Lesson Twenty
Purpose: To find the bandwidth of a small living animal.Materials: A fly, beetle or other insect, Syncrometer, frequency
generator.
Discussion: Persons using a Syncrometer might have already
tried putting a small insect on one of the plates. The circuit
always resonates when you join the circuit at the handhold and
probe. Even the tiniest ant placed in a glass bottle or plastic
baggy will resonate the circuit. Unless it is too far away from the
plate. If it has climbed up the side you will lose the resonance.
At least one foot must be touching the bottom of the bottle. If the
animal is dead this ceases. Obviously the living thing is affecting
the circuit differently before and after death. Is it some kind of a
wave form energy? To find its frequency you must add another
frequency that will reinforce or interfere with the frequency
already on the plate. Adding the generator frequency does just
that.
Method: Use the same method as described in the last Lesson;
however for an ant or fly, start at 1,000 KHz and proceed
upward in big steps like 10 KHz. Use the right test plate which is
controlled by the ON-OFF switch. Always listen to the current
with the switch OFF, first, then ON. Move the frequency up and
repeat. Continue until you hear resonance. Stop immediately.
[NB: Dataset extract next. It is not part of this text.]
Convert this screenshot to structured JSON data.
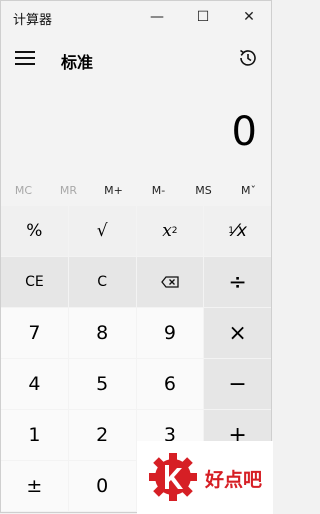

Rest your skin and go back down to the nonresonant frequency
region. Move up in smaller steps this time. Repeat and repeat
until you feel sure you know just where the resonance begins. But
where does it end?
Start testing well above the suspected range taking big steps
downward until you reach a resonant frequency. Rest and repeat
until you find the upper limit of resonant frequencies. Record the
bandwidth, for example, 1009-1112 KHz.